Chips In My BloodHolland's Pies Factory, Baxenden

Just as we reach Baxenden, which leads down into Accrington, we pass the Holland’s Pies factory. A place of pilgrimage for us Northerners, they’ve been putting savoury slurry inside pastry casings since 1851, but before the Second World War they were as well known for their cakes as they were for their pies. Sugar rationing signalled the death knell for their confectionery arm and concentrated efforts on what is now their core range.

Holland’s Pies aren’t great by any stretch of the imagination, but you can’t claim to be a chippy in the North West if you sell pies by any other outfit. Some people won’t go into a place which sells Pukka Pies, as they believe that it betrays either the inferior tastes of the head fryer or a lack of attention to detail. Just for clarity, flaky pastry has absolutely no place on an sort of pie, and I’m fully with them.

Chips shops are in my blood. Cut me open, and alongside plasma, platelets and whatnot, you’ll find a load of deep fried comestibles. My Nana Meg and Grandad Herbert used to have a chippy in Beswick, long since bulldozed in the slum clearances of the 60s. Eric Stewart, who would later go on to form 10cc, was a regular when he was a kid, although my grandad (actually, great-grandad) thought he was a ne’er do well who would never amount to anything.

A bit of a ducker and diver himself, Herbert did have a non-stop work ethic which I’ve definitely not inherited. He’d start his fruit and veg round at daft o’clock in the morning and be back at the chippy with Meg in time for the dinner shift. He’d also bring his cart horse back with him, who would apparently walk in through the kitchen, stick his head through the serving hatch and be fed a daily pickled egg as payment.

I never did ask, but I’d be astonished if they didn’t sell Holland’s.

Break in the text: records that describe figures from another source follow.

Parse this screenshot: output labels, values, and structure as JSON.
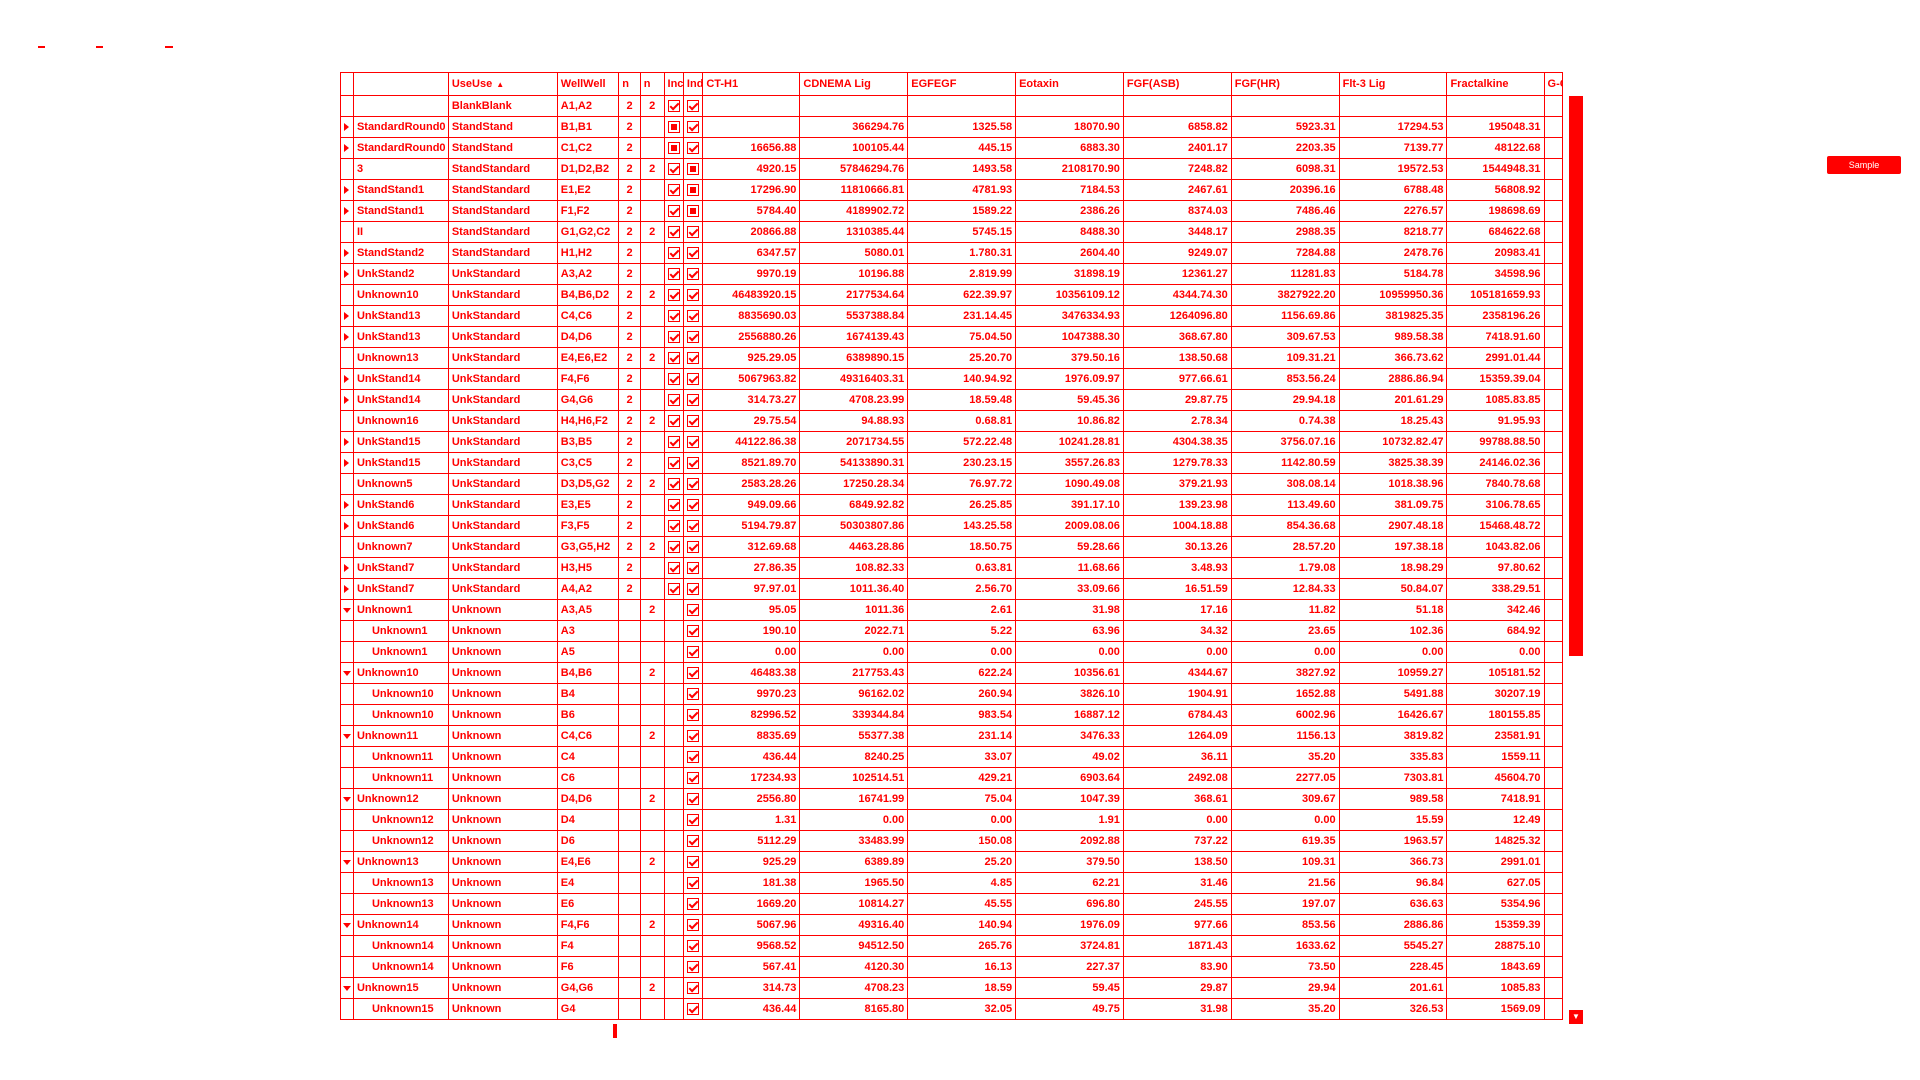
{
  "topbar": {
    "badge_label": "Sample"
  },
  "grid": {
    "headers": [
      "",
      "UseUse",
      "UseUse",
      "WellWell",
      "n",
      "n",
      "Inc",
      "Ind",
      "CT-H1",
      "CDNEMA Lig",
      "EGFEGF",
      "Eotaxin",
      "FGF(ASB)",
      "FGF(HR)",
      "Flt-3 Lig",
      "Fractalkine",
      "G-CSF"
    ],
    "rows": [
      {
        "exp": "",
        "name": "",
        "use": "BlankBlank",
        "well": "A1,A2",
        "n1": "2",
        "n2": "2",
        "inc": "checked",
        "ind": "checked",
        "v": [
          "",
          "",
          "",
          "",
          "",
          "",
          "",
          ""
        ]
      },
      {
        "exp": ">",
        "name": "StandardRound0",
        "use": "StandStand",
        "well": "B1,B1",
        "n1": "2",
        "n2": "",
        "inc": "filled",
        "ind": "checked",
        "v": [
          "",
          "366294.76",
          "1325.58",
          "18070.90",
          "6858.82",
          "5923.31",
          "17294.53",
          "195048.31"
        ]
      },
      {
        "exp": ">",
        "name": "StandardRound0",
        "use": "StandStand",
        "well": "C1,C2",
        "n1": "2",
        "n2": "",
        "inc": "filled",
        "ind": "checked",
        "v": [
          "16656.88",
          "100105.44",
          "445.15",
          "6883.30",
          "2401.17",
          "2203.35",
          "7139.77",
          "48122.68"
        ]
      },
      {
        "exp": "",
        "name": "3",
        "use": "StandStandard",
        "well": "D1,D2,B2",
        "n1": "2",
        "n2": "2",
        "inc": "checked",
        "ind": "filled",
        "v": [
          "4920.15",
          "57846294.76",
          "1493.58",
          "2108170.90",
          "7248.82",
          "6098.31",
          "19572.53",
          "1544948.31"
        ]
      },
      {
        "exp": ">",
        "name": "StandStand1",
        "use": "StandStandard",
        "well": "E1,E2",
        "n1": "2",
        "n2": "",
        "inc": "checked",
        "ind": "filled",
        "v": [
          "17296.90",
          "11810666.81",
          "4781.93",
          "7184.53",
          "2467.61",
          "20396.16",
          "6788.48",
          "56808.92"
        ]
      },
      {
        "exp": ">",
        "name": "StandStand1",
        "use": "StandStandard",
        "well": "F1,F2",
        "n1": "2",
        "n2": "",
        "inc": "checked",
        "ind": "filled",
        "v": [
          "5784.40",
          "4189902.72",
          "1589.22",
          "2386.26",
          "8374.03",
          "7486.46",
          "2276.57",
          "198698.69"
        ]
      },
      {
        "exp": "",
        "name": "II",
        "use": "StandStandard",
        "well": "G1,G2,C2",
        "n1": "2",
        "n2": "2",
        "inc": "checked",
        "ind": "checked",
        "v": [
          "20866.88",
          "1310385.44",
          "5745.15",
          "8488.30",
          "3448.17",
          "2988.35",
          "8218.77",
          "684622.68"
        ]
      },
      {
        "exp": ">",
        "name": "StandStand2",
        "use": "StandStandard",
        "well": "H1,H2",
        "n1": "2",
        "n2": "",
        "inc": "checked",
        "ind": "checked",
        "v": [
          "6347.57",
          "5080.01",
          "1.780.31",
          "2604.40",
          "9249.07",
          "7284.88",
          "2478.76",
          "20983.41"
        ]
      },
      {
        "exp": ">",
        "name": "UnkStand2",
        "use": "UnkStandard",
        "well": "A3,A2",
        "n1": "2",
        "n2": "",
        "inc": "checked",
        "ind": "checked",
        "v": [
          "9970.19",
          "10196.88",
          "2.819.99",
          "31898.19",
          "12361.27",
          "11281.83",
          "5184.78",
          "34598.96"
        ]
      },
      {
        "exp": "",
        "name": "Unknown10",
        "use": "UnkStandard",
        "well": "B4,B6,D2",
        "n1": "2",
        "n2": "2",
        "inc": "checked",
        "ind": "checked",
        "v": [
          "46483920.15",
          "2177534.64",
          "622.39.97",
          "10356109.12",
          "4344.74.30",
          "3827922.20",
          "10959950.36",
          "105181659.93"
        ]
      },
      {
        "exp": ">",
        "name": "UnkStand13",
        "use": "UnkStandard",
        "well": "C4,C6",
        "n1": "2",
        "n2": "",
        "inc": "checked",
        "ind": "checked",
        "v": [
          "8835690.03",
          "5537388.84",
          "231.14.45",
          "3476334.93",
          "1264096.80",
          "1156.69.86",
          "3819825.35",
          "2358196.26"
        ]
      },
      {
        "exp": ">",
        "name": "UnkStand13",
        "use": "UnkStandard",
        "well": "D4,D6",
        "n1": "2",
        "n2": "",
        "inc": "checked",
        "ind": "checked",
        "v": [
          "2556880.26",
          "1674139.43",
          "75.04.50",
          "1047388.30",
          "368.67.80",
          "309.67.53",
          "989.58.38",
          "7418.91.60"
        ]
      },
      {
        "exp": "",
        "name": "Unknown13",
        "use": "UnkStandard",
        "well": "E4,E6,E2",
        "n1": "2",
        "n2": "2",
        "inc": "checked",
        "ind": "checked",
        "v": [
          "925.29.05",
          "6389890.15",
          "25.20.70",
          "379.50.16",
          "138.50.68",
          "109.31.21",
          "366.73.62",
          "2991.01.44"
        ]
      },
      {
        "exp": ">",
        "name": "UnkStand14",
        "use": "UnkStandard",
        "well": "F4,F6",
        "n1": "2",
        "n2": "",
        "inc": "checked",
        "ind": "checked",
        "v": [
          "5067963.82",
          "49316403.31",
          "140.94.92",
          "1976.09.97",
          "977.66.61",
          "853.56.24",
          "2886.86.94",
          "15359.39.04"
        ]
      },
      {
        "exp": ">",
        "name": "UnkStand14",
        "use": "UnkStandard",
        "well": "G4,G6",
        "n1": "2",
        "n2": "",
        "inc": "checked",
        "ind": "checked",
        "v": [
          "314.73.27",
          "4708.23.99",
          "18.59.48",
          "59.45.36",
          "29.87.75",
          "29.94.18",
          "201.61.29",
          "1085.83.85"
        ]
      },
      {
        "exp": "",
        "name": "Unknown16",
        "use": "UnkStandard",
        "well": "H4,H6,F2",
        "n1": "2",
        "n2": "2",
        "inc": "checked",
        "ind": "checked",
        "v": [
          "29.75.54",
          "94.88.93",
          "0.68.81",
          "10.86.82",
          "2.78.34",
          "0.74.38",
          "18.25.43",
          "91.95.93"
        ]
      },
      {
        "exp": ">",
        "name": "UnkStand15",
        "use": "UnkStandard",
        "well": "B3,B5",
        "n1": "2",
        "n2": "",
        "inc": "checked",
        "ind": "checked",
        "v": [
          "44122.86.38",
          "2071734.55",
          "572.22.48",
          "10241.28.81",
          "4304.38.35",
          "3756.07.16",
          "10732.82.47",
          "99788.88.50"
        ]
      },
      {
        "exp": ">",
        "name": "UnkStand15",
        "use": "UnkStandard",
        "well": "C3,C5",
        "n1": "2",
        "n2": "",
        "inc": "checked",
        "ind": "checked",
        "v": [
          "8521.89.70",
          "54133890.31",
          "230.23.15",
          "3557.26.83",
          "1279.78.33",
          "1142.80.59",
          "3825.38.39",
          "24146.02.36"
        ]
      },
      {
        "exp": "",
        "name": "Unknown5",
        "use": "UnkStandard",
        "well": "D3,D5,G2",
        "n1": "2",
        "n2": "2",
        "inc": "checked",
        "ind": "checked",
        "v": [
          "2583.28.26",
          "17250.28.34",
          "76.97.72",
          "1090.49.08",
          "379.21.93",
          "308.08.14",
          "1018.38.96",
          "7840.78.68"
        ]
      },
      {
        "exp": ">",
        "name": "UnkStand6",
        "use": "UnkStandard",
        "well": "E3,E5",
        "n1": "2",
        "n2": "",
        "inc": "checked",
        "ind": "checked",
        "v": [
          "949.09.66",
          "6849.92.82",
          "26.25.85",
          "391.17.10",
          "139.23.98",
          "113.49.60",
          "381.09.75",
          "3106.78.65"
        ]
      },
      {
        "exp": ">",
        "name": "UnkStand6",
        "use": "UnkStandard",
        "well": "F3,F5",
        "n1": "2",
        "n2": "",
        "inc": "checked",
        "ind": "checked",
        "v": [
          "5194.79.87",
          "50303807.86",
          "143.25.58",
          "2009.08.06",
          "1004.18.88",
          "854.36.68",
          "2907.48.18",
          "15468.48.72"
        ]
      },
      {
        "exp": "",
        "name": "Unknown7",
        "use": "UnkStandard",
        "well": "G3,G5,H2",
        "n1": "2",
        "n2": "2",
        "inc": "checked",
        "ind": "checked",
        "v": [
          "312.69.68",
          "4463.28.86",
          "18.50.75",
          "59.28.66",
          "30.13.26",
          "28.57.20",
          "197.38.18",
          "1043.82.06"
        ]
      },
      {
        "exp": ">",
        "name": "UnkStand7",
        "use": "UnkStandard",
        "well": "H3,H5",
        "n1": "2",
        "n2": "",
        "inc": "checked",
        "ind": "checked",
        "v": [
          "27.86.35",
          "108.82.33",
          "0.63.81",
          "11.68.66",
          "3.48.93",
          "1.79.08",
          "18.98.29",
          "97.80.62"
        ]
      },
      {
        "exp": ">",
        "name": "UnkStand7",
        "use": "UnkStandard",
        "well": "A4,A2",
        "n1": "2",
        "n2": "",
        "inc": "checked",
        "ind": "checked",
        "v": [
          "97.97.01",
          "1011.36.40",
          "2.56.70",
          "33.09.66",
          "16.51.59",
          "12.84.33",
          "50.84.07",
          "338.29.51"
        ]
      },
      {
        "exp": "v",
        "name": "Unknown1",
        "use": "Unknown",
        "well": "A3,A5",
        "n1": "",
        "n2": "2",
        "inc": "",
        "ind": "checked",
        "v": [
          "95.05",
          "1011.36",
          "2.61",
          "31.98",
          "17.16",
          "11.82",
          "51.18",
          "342.46"
        ]
      },
      {
        "exp": "",
        "child": true,
        "name": "Unknown1",
        "use": "Unknown",
        "well": "A3",
        "n1": "",
        "n2": "",
        "inc": "",
        "ind": "checked",
        "v": [
          "190.10",
          "2022.71",
          "5.22",
          "63.96",
          "34.32",
          "23.65",
          "102.36",
          "684.92"
        ]
      },
      {
        "exp": "",
        "child": true,
        "name": "Unknown1",
        "use": "Unknown",
        "well": "A5",
        "n1": "",
        "n2": "",
        "inc": "",
        "ind": "checked",
        "v": [
          "0.00",
          "0.00",
          "0.00",
          "0.00",
          "0.00",
          "0.00",
          "0.00",
          "0.00"
        ]
      },
      {
        "exp": "v",
        "name": "Unknown10",
        "use": "Unknown",
        "well": "B4,B6",
        "n1": "",
        "n2": "2",
        "inc": "",
        "ind": "checked",
        "v": [
          "46483.38",
          "217753.43",
          "622.24",
          "10356.61",
          "4344.67",
          "3827.92",
          "10959.27",
          "105181.52"
        ]
      },
      {
        "exp": "",
        "child": true,
        "name": "Unknown10",
        "use": "Unknown",
        "well": "B4",
        "n1": "",
        "n2": "",
        "inc": "",
        "ind": "checked",
        "v": [
          "9970.23",
          "96162.02",
          "260.94",
          "3826.10",
          "1904.91",
          "1652.88",
          "5491.88",
          "30207.19"
        ]
      },
      {
        "exp": "",
        "child": true,
        "name": "Unknown10",
        "use": "Unknown",
        "well": "B6",
        "n1": "",
        "n2": "",
        "inc": "",
        "ind": "checked",
        "v": [
          "82996.52",
          "339344.84",
          "983.54",
          "16887.12",
          "6784.43",
          "6002.96",
          "16426.67",
          "180155.85"
        ]
      },
      {
        "exp": "v",
        "name": "Unknown11",
        "use": "Unknown",
        "well": "C4,C6",
        "n1": "",
        "n2": "2",
        "inc": "",
        "ind": "checked",
        "v": [
          "8835.69",
          "55377.38",
          "231.14",
          "3476.33",
          "1264.09",
          "1156.13",
          "3819.82",
          "23581.91"
        ]
      },
      {
        "exp": "",
        "child": true,
        "name": "Unknown11",
        "use": "Unknown",
        "well": "C4",
        "n1": "",
        "n2": "",
        "inc": "",
        "ind": "checked",
        "v": [
          "436.44",
          "8240.25",
          "33.07",
          "49.02",
          "36.11",
          "35.20",
          "335.83",
          "1559.11"
        ]
      },
      {
        "exp": "",
        "child": true,
        "name": "Unknown11",
        "use": "Unknown",
        "well": "C6",
        "n1": "",
        "n2": "",
        "inc": "",
        "ind": "checked",
        "v": [
          "17234.93",
          "102514.51",
          "429.21",
          "6903.64",
          "2492.08",
          "2277.05",
          "7303.81",
          "45604.70"
        ]
      },
      {
        "exp": "v",
        "name": "Unknown12",
        "use": "Unknown",
        "well": "D4,D6",
        "n1": "",
        "n2": "2",
        "inc": "",
        "ind": "checked",
        "v": [
          "2556.80",
          "16741.99",
          "75.04",
          "1047.39",
          "368.61",
          "309.67",
          "989.58",
          "7418.91"
        ]
      },
      {
        "exp": "",
        "child": true,
        "name": "Unknown12",
        "use": "Unknown",
        "well": "D4",
        "n1": "",
        "n2": "",
        "inc": "",
        "ind": "checked",
        "v": [
          "1.31",
          "0.00",
          "0.00",
          "1.91",
          "0.00",
          "0.00",
          "15.59",
          "12.49"
        ]
      },
      {
        "exp": "",
        "child": true,
        "name": "Unknown12",
        "use": "Unknown",
        "well": "D6",
        "n1": "",
        "n2": "",
        "inc": "",
        "ind": "checked",
        "v": [
          "5112.29",
          "33483.99",
          "150.08",
          "2092.88",
          "737.22",
          "619.35",
          "1963.57",
          "14825.32"
        ]
      },
      {
        "exp": "v",
        "name": "Unknown13",
        "use": "Unknown",
        "well": "E4,E6",
        "n1": "",
        "n2": "2",
        "inc": "",
        "ind": "checked",
        "v": [
          "925.29",
          "6389.89",
          "25.20",
          "379.50",
          "138.50",
          "109.31",
          "366.73",
          "2991.01"
        ]
      },
      {
        "exp": "",
        "child": true,
        "name": "Unknown13",
        "use": "Unknown",
        "well": "E4",
        "n1": "",
        "n2": "",
        "inc": "",
        "ind": "checked",
        "v": [
          "181.38",
          "1965.50",
          "4.85",
          "62.21",
          "31.46",
          "21.56",
          "96.84",
          "627.05"
        ]
      },
      {
        "exp": "",
        "child": true,
        "name": "Unknown13",
        "use": "Unknown",
        "well": "E6",
        "n1": "",
        "n2": "",
        "inc": "",
        "ind": "checked",
        "v": [
          "1669.20",
          "10814.27",
          "45.55",
          "696.80",
          "245.55",
          "197.07",
          "636.63",
          "5354.96"
        ]
      },
      {
        "exp": "v",
        "name": "Unknown14",
        "use": "Unknown",
        "well": "F4,F6",
        "n1": "",
        "n2": "2",
        "inc": "",
        "ind": "checked",
        "v": [
          "5067.96",
          "49316.40",
          "140.94",
          "1976.09",
          "977.66",
          "853.56",
          "2886.86",
          "15359.39"
        ]
      },
      {
        "exp": "",
        "child": true,
        "name": "Unknown14",
        "use": "Unknown",
        "well": "F4",
        "n1": "",
        "n2": "",
        "inc": "",
        "ind": "checked",
        "v": [
          "9568.52",
          "94512.50",
          "265.76",
          "3724.81",
          "1871.43",
          "1633.62",
          "5545.27",
          "28875.10"
        ]
      },
      {
        "exp": "",
        "child": true,
        "name": "Unknown14",
        "use": "Unknown",
        "well": "F6",
        "n1": "",
        "n2": "",
        "inc": "",
        "ind": "checked",
        "v": [
          "567.41",
          "4120.30",
          "16.13",
          "227.37",
          "83.90",
          "73.50",
          "228.45",
          "1843.69"
        ]
      },
      {
        "exp": "v",
        "name": "Unknown15",
        "use": "Unknown",
        "well": "G4,G6",
        "n1": "",
        "n2": "2",
        "inc": "",
        "ind": "checked",
        "v": [
          "314.73",
          "4708.23",
          "18.59",
          "59.45",
          "29.87",
          "29.94",
          "201.61",
          "1085.83"
        ]
      },
      {
        "exp": "",
        "child": true,
        "name": "Unknown15",
        "use": "Unknown",
        "well": "G4",
        "n1": "",
        "n2": "",
        "inc": "",
        "ind": "checked",
        "v": [
          "436.44",
          "8165.80",
          "32.05",
          "49.75",
          "31.98",
          "35.20",
          "326.53",
          "1569.09"
        ]
      }
    ]
  }
}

It’s a pleasant descent into Accrington, juddering past the Haworth Art Gallery which glazing fans will know houses the largest collection of Tiffany glass outside the US. It was gifted to the museum by local lad, Joseph Briggs, who’d emigrated and worked for the company for 40 years, and sent his collection (which he’d presumably sneaked out of the factory in his lunch box) home in 1933.

Accrington seems to have its fare share of shuttered shops and prorogued pubs, with even the promise of £2 pints on Monday to Thursday not being enough to rescue the Hope & Anchor. However, its streets are busy on the run to the bust station, and you suspect that it’s a case of survival of the fittest rather than any terminal decline.